I accidentally on purpose flick some slime at Liz.
She squeals and dodges behind me, leaning forward while Pete drapes the big brown blanket over her and around my shoulders so that only our feet are showing. He uses a couple of clothespins to snug the blanket under my chin.
Then he sets the weedy crown on my head.
“Let’s hear what you’ve got,” he says, stepping back.
Me and Liz howl like we’re the queen of the jungle.
Pete unplugs his ears. “That will do,” he says. Then he slimes my flippers again and ducks into the shadows.
“What’s it like back there?” I ask Liz a minute later while we wait for the others to find us.
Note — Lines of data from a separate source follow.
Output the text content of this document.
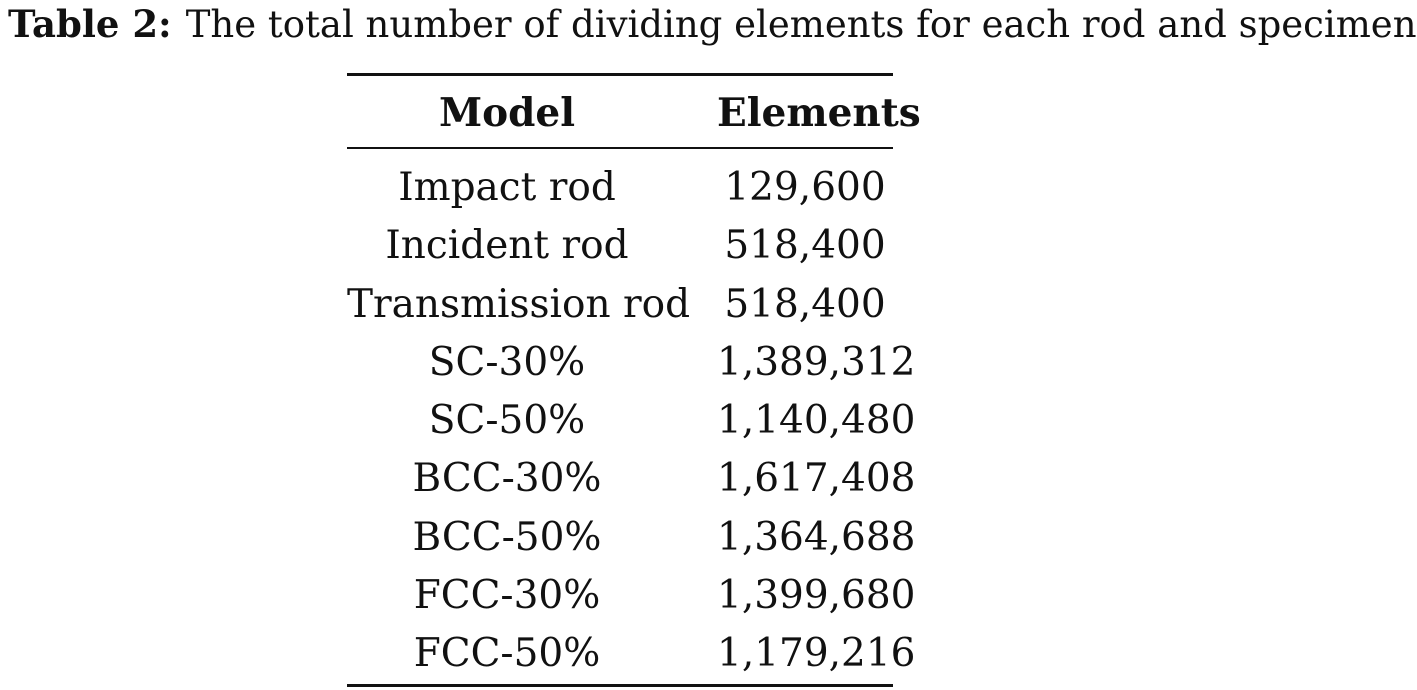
Table 2: The total number of dividing elements for each rod and specimen
Model	Elements
Impact rod	129,600
Incident rod	518,400
Transmission rod 518,400
SC-30%	1,389,312
SC-50%	1,140,480
BCC-30%	1,617,408
BCC-50%	1,364,688
FCC-30%	1,399,680
FCC-50%	1,179,216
“Sweaty,” comes her muffled reply. “Stinky too. Next Halloween, let’s not be the Meadowlark Monster.”
I smile to myself, realizing Liz will be around for holidays now.
For regular days too.
Swimming with us at the pool.
Biking to the Purdee Good Café for giant cookies.
Climbing on our new playground equipment.
Acting goofy.
Spilling secrets.
Who knows? I might even tell her I’m going to start liking Quinn again, as soon as he takes a bath. I might tell all my friends.
Voices trickle through the trees.
“They’re coming,” I say. “Ready?”
“For anything,” Liz says back.
“This way!” I hear Jenna shout. “Follow me!”
“Yessss, sir!” Randi shouts back.
Feet trample.
Sticks snap.
Leaves rustle.
Branches shake.
A moment later, Jenna leads everyone into the clearing.
Me and Liz shuffle out from the shadows.
Brooke points at us and does a fake gasp. “What is that? It looks like—oh no!—the Meadowlark Monster!” She screams so loud I swear the trees shake. Brooke Morgan is a very good actress.
Me and Liz stamp our feet. Flick slime. Pump out our best howls ever.
All the girls fake freak out.
All the boys freak out for real.
They duck behind Connor. “Mommy!” Joey cries.
But Tom peeks out. Gives us the once-over. Switches on a smile.